再生医療の有効性の評価

 細胞からなる再生医療製品は、一般に有効性を示すのが難しいとされています。薬の場合、新薬候補と偽薬のどちらを投与するか医師や患者に知らせない方式の臨床試験で調べます。一方、再生医療の多くは手術が必要なためこうした比較ができません。治療前後を比較する方式で評価するが、客観的に有効性を示すのが困難です。対象の患者を集めるのにも手間がかかります。
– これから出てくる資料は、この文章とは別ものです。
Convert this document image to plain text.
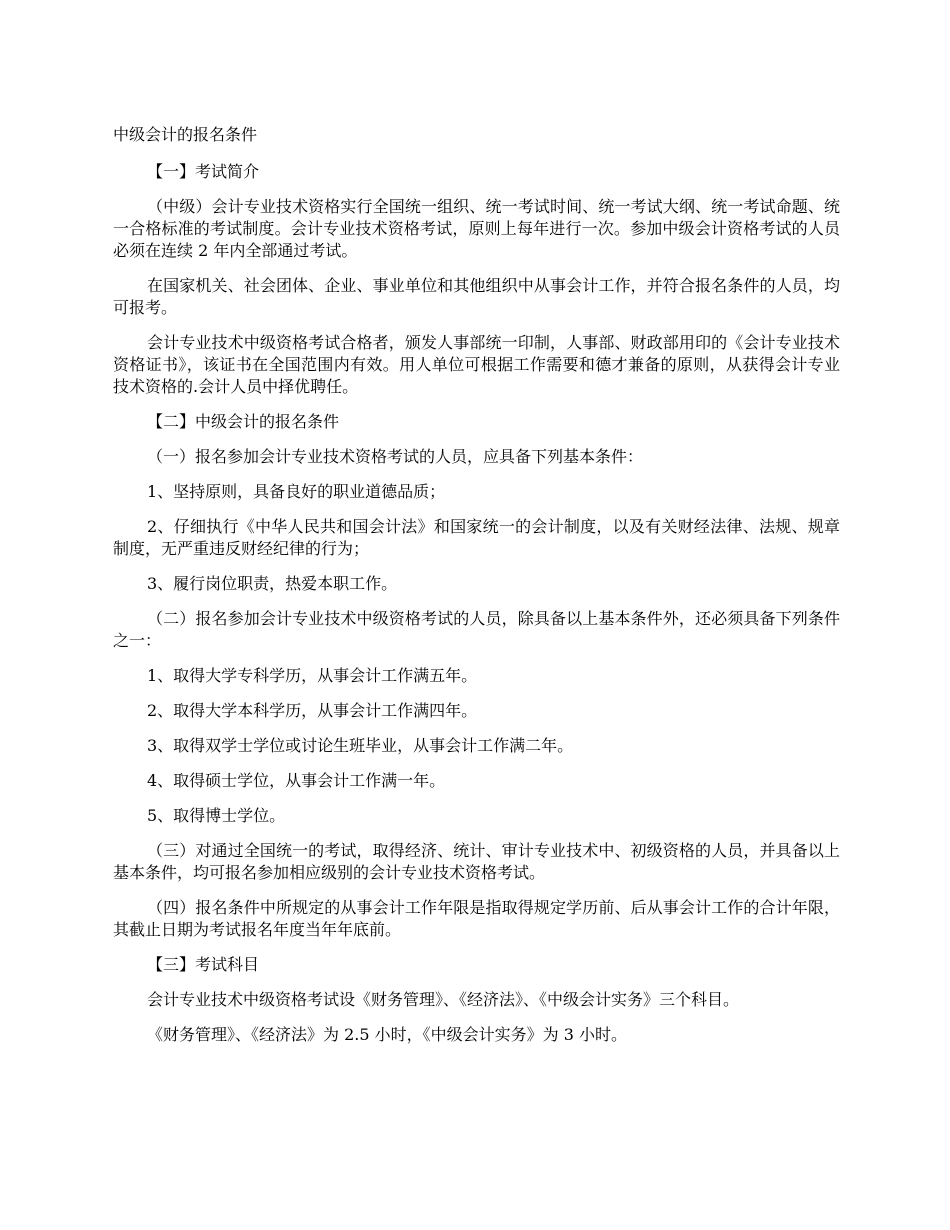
中级会计的报名条件
【一】考试简介
（中级）会计专业技术资格实行全国统一组织、统一考试时间、统一考试大纲、统一考试命题、统一合格标准的考试制度。会计专业技术资格考试，原则上每年进行一次。参加中级会计资格考试的人员必须在连续 2 年内全部通过考试。
在国家机关、社会团体、企业、事业单位和其他组织中从事会计工作，并符合报名条件的人员，均可报考。
会计专业技术中级资格考试合格者，颁发人事部统一印制，人事部、财政部用印的《会计专业技术资格证书》，该证书在全国范围内有效。用人单位可根据工作需要和德才兼备的原则，从获得会计专业技术资格的.会计人员中择优聘任。
【二】中级会计的报名条件
（一）报名参加会计专业技术资格考试的人员，应具备下列基本条件：
1、坚持原则，具备良好的职业道德品质；
2、仔细执行《中华人民共和国会计法》和国家统一的会计制度，以及有关财经法律、法规、规章制度，无严重违反财经纪律的行为；
3、履行岗位职责，热爱本职工作。
（二）报名参加会计专业技术中级资格考试的人员，除具备以上基本条件外，还必须具备下列条件之一：
1、取得大学专科学历，从事会计工作满五年。
2、取得大学本科学历，从事会计工作满四年。
3、取得双学士学位或讨论生班毕业，从事会计工作满二年。
4、取得硕士学位，从事会计工作满一年。
5、取得博士学位。
（三）对通过全国统一的考试，取得经济、统计、审计专业技术中、初级资格的人员，并具备以上基本条件，均可报名参加相应级别的会计专业技术资格考试。
（四）报名条件中所规定的从事会计工作年限是指取得规定学历前、后从事会计工作的合计年限，其截止日期为考试报名年度当年年底前。
【三】考试科目
会计专业技术中级资格考试设《财务管理》、《经济法》、《中级会计实务》三个科目。
《财务管理》、《经济法》为 2.5 小时，《中级会计实务》为 3 小时。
 こうした特徴を考慮した再生医療製品の条件・期限付き承認制度では、限られた症例数でも安全性が承認され、有効性が推定されれば販売が認められます。これが仮免許の早期承認で、市販後に定められた期間内に使用例を調査し、効果が認められれば正式承認となります。テルモの再生医療製品であるハートシートは、製造販売の条件・期限付き承認制度で仮免許の早期承認を得ましたが、2024年7月に市販後の調査で有効性を示せず正式な薬事承認を得ることができませんでした。

 有効性の評価が困難な様々な再生医療技術に対して、日本再生医療学会は自由診療で症例数を増やし、エビデンスを集積する取り組みを始めようとしています。有効性や安全性のエビデンスのある検証型診療という分類を自由診療に設ける狙いです。自由診療のクリニックなども製造受託会社を使う場合があります。安全性など品質を確保した再生医療が普及するためには、そうした企業の貢献も必要になります。